Given $V$ and $G$, we can extend the actions of $G$ to actions of $kG$ by admitting linearity:
$$\left(\sum_{g\in G} a_g g\right) v:=\sum_{g\in G}a_g(g\cdot v) \qquad \forall v\in V, ~a_g\in k.$$
Conversely, $G$ is a (not necessarily proper) subgroup of $(kG)^\times$ (the group of units, or invertible elements, in the group algebra $kG$), so given $V$ as a $kG$-module, we can make it a vector space over the field $k$ by defining scalar multiplication via $av=(ae)\cdot v$, where $a\in k$ and $e\in G$ is identity, and then it is automatically a representation of $G$ by letting $g\in G$ act via $g\cdot v$ as a $kG$-action.
Solution 3:
The difference between a representation of $G$ and a $K[G]$-module is first of all a notational/vocabulary one. Every representation over $K$ can be realized as a $K[G]$-module, and vice-versa. Regarding the intuition that a representation is a way to represent the group elements as matrices, without losing the group structure: it is not too difficult to see that a $K[G]$-module has a natural structure of $K$-vector space, and so choosing a basis, you can again realize your group elements as matrices.

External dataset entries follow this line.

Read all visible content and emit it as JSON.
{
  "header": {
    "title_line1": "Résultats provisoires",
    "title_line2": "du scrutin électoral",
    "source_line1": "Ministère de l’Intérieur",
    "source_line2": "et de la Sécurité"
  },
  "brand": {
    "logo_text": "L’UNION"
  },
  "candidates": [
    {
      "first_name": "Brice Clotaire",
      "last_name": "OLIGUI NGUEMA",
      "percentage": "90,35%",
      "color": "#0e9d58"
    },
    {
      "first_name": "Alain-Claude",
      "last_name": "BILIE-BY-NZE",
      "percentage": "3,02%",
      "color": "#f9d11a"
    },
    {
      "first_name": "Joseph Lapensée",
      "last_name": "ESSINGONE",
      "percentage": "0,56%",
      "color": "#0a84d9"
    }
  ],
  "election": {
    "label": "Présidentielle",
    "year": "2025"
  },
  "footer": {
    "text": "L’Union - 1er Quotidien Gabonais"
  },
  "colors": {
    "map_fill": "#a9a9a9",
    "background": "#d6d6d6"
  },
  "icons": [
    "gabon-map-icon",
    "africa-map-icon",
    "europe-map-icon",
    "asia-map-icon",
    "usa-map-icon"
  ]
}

Now, there are differences in techniques. For example, saying that any complex representations of a finite group splits into a direct sum of irreducible representations is exactly equivalent to the statement that the ring $\mathbb{C}$ is semisimple. At this moment, non-commutative algebra comes into play, especially the Artin-Wedderburn theorem, which is a structure theorem for semisimple ring. Moreover, if you want to use (co)homological tools to analyse your representation, the "natural" language is in terms of modules.
A last comment: representation theory is a vast subject, in which it is very important to be able to grasp different view points. For example, even though module theory is well-suited for cohomological considerations, your group might have extra structure that is not encoded in your group ring (e.g. topological, geometric). On the other hand, sometimes you want to consider a special class of representations, and so you have to change you group ring to something better suited (e.g. a Hecke algebra). In being able to pass from a given point of view to a different one, you give yourself more tools to deal with the problems you encounter.